Jesus is presented as True Freedom, as the Freedom of all freedoms. It is as if every temporal instance of freedom – getting your car out of a ditch, paying off debt, getting out of jail, finishing your work day – are all miniature dramas of Christ and his reality. Typology teaches us that these instances in our life where we experience the abstract concept and the emotion of freedom do not just happen to correlate to Jesus; rather, they are the result of the Father designing the world to be full of images which point to his Son. These images are types.
We could continue this study forever and never reach the end of the great exploration. Jesus is the Reward of all rewards. The Power of all powers. The Solution of all solutions. The King of all kings.
If we take seriously the New Testament’s claim that all things were created by, through, and for Jesus, and if we come to terms with the titles that the Scripture applies to the Messiah – the King of kings, the Bread of Life, the True Vine, etc. – then we will not be able to escape the obvious implication that the person Jesus Christ is intimately connected and fundamental to the design of all things.

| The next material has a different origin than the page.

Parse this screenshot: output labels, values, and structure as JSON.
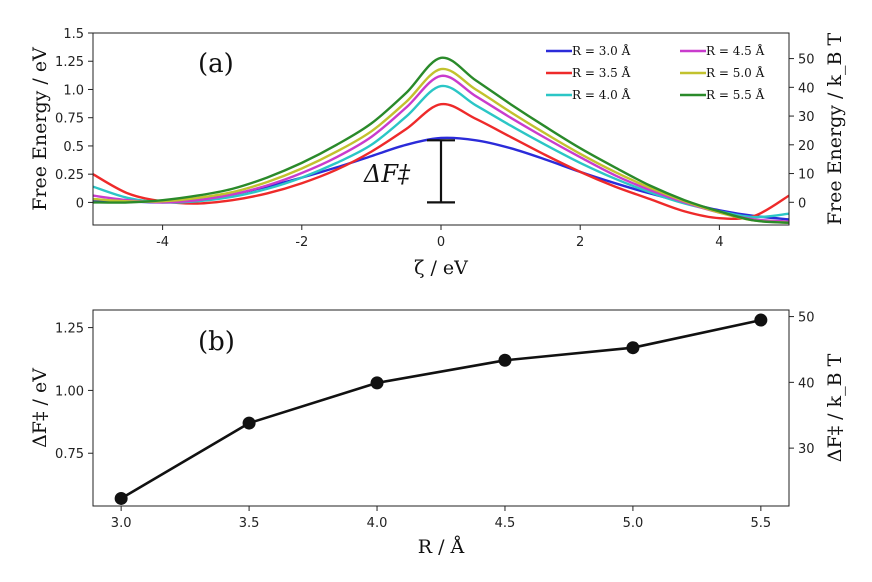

The reason I argue that all things are a type of Christ rather than merely a metaphor or an illustration is because the word type carries with it the connotation of design as opposed to happenstance. God designed food as an illustration and a metaphor. Food can be used as a metaphor for a good book, but God did not design food to ultimately point to books; God designed food to mean Jesus.
My intention is not to create a list of sermon illustrations. Rather, I want us to come to terms with the Design and the Purpose and the Orchestration of the very fabric of our reality himself: Jesus Christ. If we miss Jesus, we miss everything.
The exhortation is to enjoy life in the light of Jesus. Set aside time each day to meditate on what the Scripture says about Jesus, and to consider how the things you enjoy and interact with and struggle through and experience are all reflections of his character. Truly, he “yearns jealously over the spirit he has made to dwell in us.”
The Creator of the world does indeed pursue us in everything, and he is thoughtful in his design. It is therefore worth considering what he is saying. His Word. His Teaching. Jesus.